I’ve been a New Orleans Saints fan my whole life.  Also, on the way back from vacation last week we spent part of the day Saturday in Miami, where the Super Bowl was being held the very next day.  Needless to say we saw hundreds of die hard football fans, and I was pleasantly surprised to see the Saints fans outnumbered the Colts fans of an estimated ratio of 15:1.  Because of this apparent favoritism I was quite surprised to see 58% of SportsNation pulling for the Colts.

For anyone who is a sports fan, ESPN’s daily SportsNation polls hand the voting to the masses.  The interesting thing about sports is that every fan has his or her own opinion.  Fans are usually quite passionate about these opinions too.  The way that winners and losers are picked reside in with the cold hard facts or in the case of sports wins and losses.  Of course that is why they play the game, but even then people want to debate their favorite players and teams.

As we now know SportsNation picked this one wrong. A big congratulations to the Saints!  All I can say is some of us have been waiting too long for this day to come.

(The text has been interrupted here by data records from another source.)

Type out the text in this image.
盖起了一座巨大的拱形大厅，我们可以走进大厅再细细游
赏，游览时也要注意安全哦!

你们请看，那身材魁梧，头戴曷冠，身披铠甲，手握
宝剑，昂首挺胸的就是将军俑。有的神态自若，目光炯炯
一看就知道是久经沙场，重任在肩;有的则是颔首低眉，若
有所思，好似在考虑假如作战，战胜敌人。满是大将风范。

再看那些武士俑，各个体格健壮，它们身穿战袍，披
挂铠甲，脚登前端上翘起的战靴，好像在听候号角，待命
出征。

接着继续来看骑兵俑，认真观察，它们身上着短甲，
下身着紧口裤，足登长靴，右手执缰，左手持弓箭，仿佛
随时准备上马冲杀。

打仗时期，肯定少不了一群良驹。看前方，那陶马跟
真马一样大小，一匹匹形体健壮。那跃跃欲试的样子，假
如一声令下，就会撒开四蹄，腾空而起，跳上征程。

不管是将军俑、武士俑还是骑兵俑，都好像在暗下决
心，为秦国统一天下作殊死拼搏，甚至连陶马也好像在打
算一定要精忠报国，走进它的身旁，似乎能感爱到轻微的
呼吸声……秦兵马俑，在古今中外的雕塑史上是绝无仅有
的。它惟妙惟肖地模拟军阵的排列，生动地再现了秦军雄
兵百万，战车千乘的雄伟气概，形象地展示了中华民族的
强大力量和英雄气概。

SportsNation utilizes US maps and displays their poll data broken down by state.  The only required input for any of their polls is choosing one radio button in a defined list.  Voting has never been easier.  I’m assuming they are able to break down data by state by using analytics that look at a users’ internet service provider (ISP) to capture location data.  With these easy-to-use polls SportsNation is able to run hundreds of polls a year on a variety of sports and get passionate fans to cast their votes.  By intelligently applying analytics to the poll SportsNation is able to create the colorful graphs and interactive maps of voting by states.

Although the polls are rarely factual, the interesting survey of informed fans provides unique insight into who thinks what.  It is able to display this data in interesting ways by combining the behind the scenes data that is also collected.  The overall presentation is smart and engaging.

See ESPN’s SportsNation Polls

With interesting tools like ESPN’s SportsNation polling solution there are all sorts of interesting data and interactive map displays that you can create.  What really makes this one interesting is not only the very opinionated nature of sports fans, but the advanced analytics that allows the system to collect more data than the user has to provide.

What sort of interesting interactive maps and data would you create with a tool like this?